Setelah menjabat selama dua periode, Jokowi akan menyelesaikan tugas pada Oktober, namun dengan tingkat persetujuan sebesar 80 persen, dia memegang kendali besar atas 205 juta pemilih di Indonesia.

Prabowo, yang kalah dari Jokowi dalam dua pemilihan presiden terakhir, kali ini unggul, dan para analis menilai dukungan yang diberikan oleh petahana, sebuah fenomena yang oleh sebagian orang disebut sebagai “efek Jokowi.”

Dampaknya terutama terlihat di Jawa Tengah, di mana mantan Gubernur Ganjar Pranowo yang pernah dipandang sebagai penerus alami Jokowi, kini kehilangan keunggulan dalam hal popularitas.

Titik balik terjadi ketika Prabowo mencalonkan putra Jokowi yang berusia 36 tahun, Gibran Rakabuming Raka, sebagai calon presiden, kata Kennedy Muslim, seorang analis dari lembaga jajak pendapat Indikator Politik.

“Manuver tunggal ini telah membuahkan hasil yang besar dalam jajak pendapat selama tiga bulan terakhir dalam meningkatkan dukungan terhadap Prabowo,” kata Muslim, seraya menggambarkan “migrasi drastis loyalis Jokowi.”

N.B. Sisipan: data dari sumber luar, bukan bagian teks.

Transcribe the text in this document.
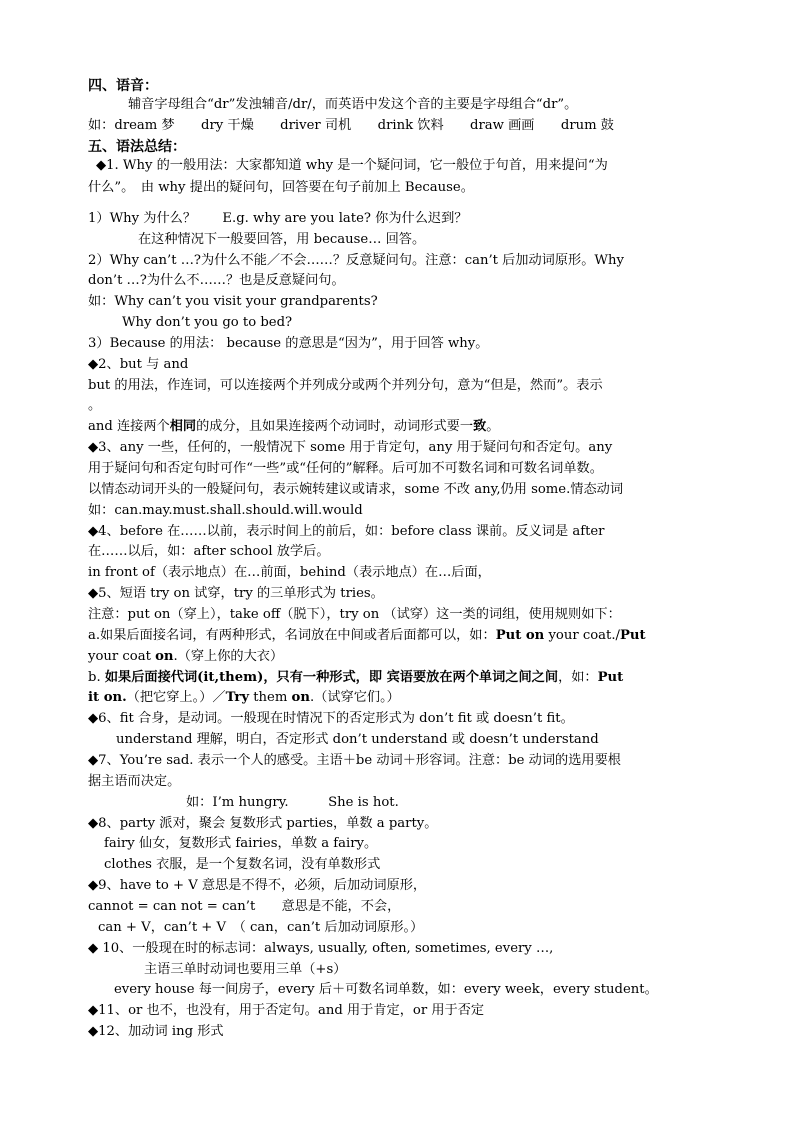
四、语音：
辅音字母组合“dr”发浊辅音/dr/，而英语中发这个音的主要是字母组合“dr”。
如：dream 梦　　dry 干燥　　driver 司机　　drink 饮料　　draw 画画　　drum 鼓
五、语法总结：
◆1. Why 的一般用法：大家都知道 why 是一个疑问词，它一般位于句首，用来提问“为
什么”。　由 why 提出的疑问句，回答要在句子前加上 Because。
1）Why 为什么？　　E.g. why are you late? 你为什么迟到？
在这种情况下一般要回答，用 because… 回答。
2）Why can’t …?为什么不能／不会……？反意疑问句。注意：can’t 后加动词原形。Why
don’t …?为什么不……？也是反意疑问句。
如：Why can’t you visit your grandparents?
Why don’t you go to bed?
3）Because 的用法： because 的意思是“因为”，用于回答 why。
◆2、but 与 and
but 的用法，作连词，可以连接两个并列成分或两个并列分句，意为“但是，然而”。表示
。
and 连接两个相同的成分，且如果连接两个动词时，动词形式要一致。
◆3、any 一些，任何的，一般情况下 some 用于肯定句，any 用于疑问句和否定句。any
用于疑问句和否定句时可作“一些”或“任何的”解释。后可加不可数名词和可数名词单数。
以情态动词开头的一般疑问句，表示婉转建议或请求，some 不改 any,仍用 some.情态动词
如：can.may.must.shall.should.will.would
◆4、before 在……以前，表示时间上的前后，如：before class 课前。反义词是 after
在……以后，如：after school 放学后。
in front of（表示地点）在…前面，behind（表示地点）在…后面，
◆5、短语 try on 试穿，try 的三单形式为 tries。
注意：put on（穿上），take off（脱下），try on （试穿）这一类的词组，使用规则如下：
a.如果后面接名词，有两种形式，名词放在中间或者后面都可以，如：Put on your coat./Put
your coat on.（穿上你的大衣）
b. 如果后面接代词(it,them)，只有一种形式，即 宾语要放在两个单词之间之间，如：Put
it on.（把它穿上。）／Try them on.（试穿它们。）
◆6、fit 合身，是动词。一般现在时情况下的否定形式为 don’t fit 或 doesn’t fit。
understand 理解，明白，否定形式 don’t understand 或 doesn’t understand
◆7、You’re sad. 表示一个人的感受。主语＋be 动词＋形容词。注意：be 动词的选用要根
据主语而决定。
如：I’m hungry.　　　She is hot.
◆8、party 派对，聚会 复数形式 parties，单数 a party。
fairy 仙女，复数形式 fairies，单数 a fairy。
clothes 衣服，是一个复数名词，没有单数形式
◆9、have to + V 意思是不得不，必须，后加动词原形，
cannot = can not = can’t　　意思是不能，不会，
can + V，can’t + V　（ can，can’t 后加动词原形。）
◆ 10、一般现在时的标志词：always, usually, often, sometimes, every …,
主语三单时动词也要用三单（+s）
every house 每一间房子，every 后＋可数名词单数，如：every week，every student。
◆11、or 也不，也没有，用于否定句。and 用于肯定，or 用于否定
◆12、加动词 ing 形式
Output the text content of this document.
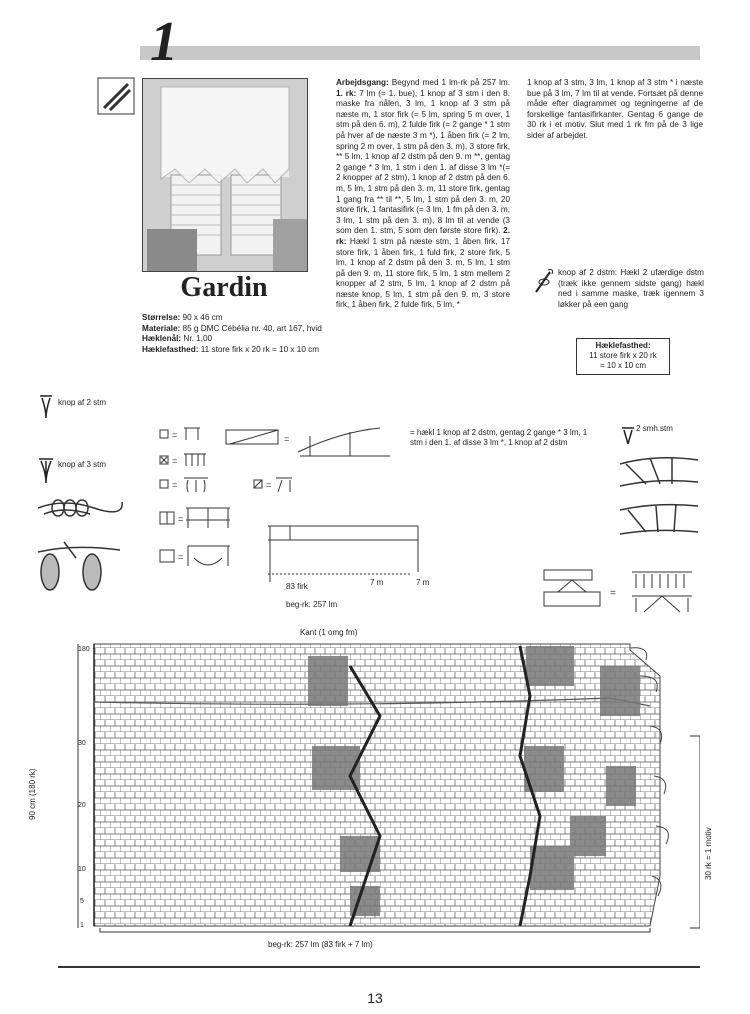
1
Gardin
Størrelse: 90 x 46 cm
Materiale: 85 g DMC Cébélia nr. 40, art 167, hvid
Hæklenål: Nr. 1,00
Hæklefasthed: 11 store firk x 20 rk = 10 x 10 cm
Arbejdsgang: Begynd med 1 lm-rk på 257 lm. 1. rk: 7 lm (= 1. bue), 1 knop af 3 stm i den 8. maske fra nålen, 3 lm, 1 knop af 3 stm på næste m, 1 stor firk (= 5 lm, spring 5 m over, 1 stm på den 6. m), 2 fulde firk (= 2 gange * 1 stm på hver af de næste 3 m *), 1 åben firk (= 2 lm, spring 2 m over, 1 stm på den 3. m), 3 store firk, ** 5 lm, 1 knop af 2 dstm på den 9. m **, gentag 2 gange * 3 lm, 1 stm i den 1. af disse 3 lm *(= 2 knopper af 2 stm), 1 knop af 2 dstm på den 6. m, 5 lm, 1 stm på den 3. m, 11 store firk, gentag 1 gang fra ** til **, 5 lm, 1 stm på den 3. m, 20 store firk, 1 fantasifirk (= 3 lm, 1 fm på den 3. m, 3 lm, 1 stm på den 3. m), 8 lm til at vende (3 som den 1. stm, 5 som den første store firk). 2. rk: Hækl 1 stm på næste stm, 1 åben firk, 17 store firk, 1 åben firk, 1 fuld firk, 2 store firk, 5 lm, 1 knop af 2 dstm på den 3. m, 5 lm, 1 stm på den 9. m, 11 store firk, 5 lm, 1 stm mellem 2 knopper af 2 stm, 5 lm, 1 knop af 2 dstm på næste knop, 5 lm, 1 stm på den 9. m, 3 store firk, 1 åben firk, 2 fulde firk, 5 lm, *
1 knop af 3 stm, 3 lm, 1 knop af 3 stm * i næste bue på 3 lm, 7 lm til at vende. Fortsæt på denne måde efter diagrammet og tegningerne af de forskellige fantasifirkanter. Gentag 6 gange de 30 rk i et motiv. Slut med 1 rk fm på de 3 lige sider af arbejdet.
knop af 2 dstm: Hækl 2 ufærdige dstm (træk ikke gennem sidste gang) hækl ned i samme maske, træk igennem 3 løkker på een gang
Hæklefasthed:
11 store firk x 20 rk
= 10 x 10 cm
knop af 2 stm
knop af 3 stm
=
=
=
=
=
=
=
= hækl 1 knop af 2 dstm, gentag 2 gange * 3 lm, 1 stm i den 1. af disse 3 lm *, 1 knop af 2 dstm
83 firk
beg-rk: 257 lm
7 m	7 m
2 smh.stm
=
Kant (1 omg fm)
180
30
20
10
5
1
90 cm (180 rk)
30 rk = 1 motiv
beg-rk: 257 lm (83 firk + 7 lm)
13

Tidak jelas apakah keunggulan dua digit Prabowo atas Ganjar dan mantan Gubernur Jakarta Anies Baswedan akan menghasilkan lebih dari 50 persen suara yang diperlukan untuk menghindari pemilihan putaran kedua, meskipun jajak pendapat baru-baru ini menempatkannya pada posisi yang kuat.

Setahun yang lalu, kandidat terdepan dalam pemilu ini adalah Ganjar yang fotogenik. Jokowi dan Ganjar adalah anggota Partai Demokrasi Perjuangan (PDI-P) yang dipimpin oleh Megawati. Kisah Ganjar diharapkan mencerminkan perjalanannya dari seorang gubernur pekerja keras di Jawa Tengah, menjadi pemimpin ekonomi terbesar di Asia Tenggara.

Namun dalam beberapa bulan terakhir, gambaran tersebut berubah secara radikal. Jokowi tampak semakin dekat dengan Prabowo di tengah berbagai laporan mengenai keretakan hubungan antara presiden dan Ketua Umum PDI-P Megawati Sukarnoputri.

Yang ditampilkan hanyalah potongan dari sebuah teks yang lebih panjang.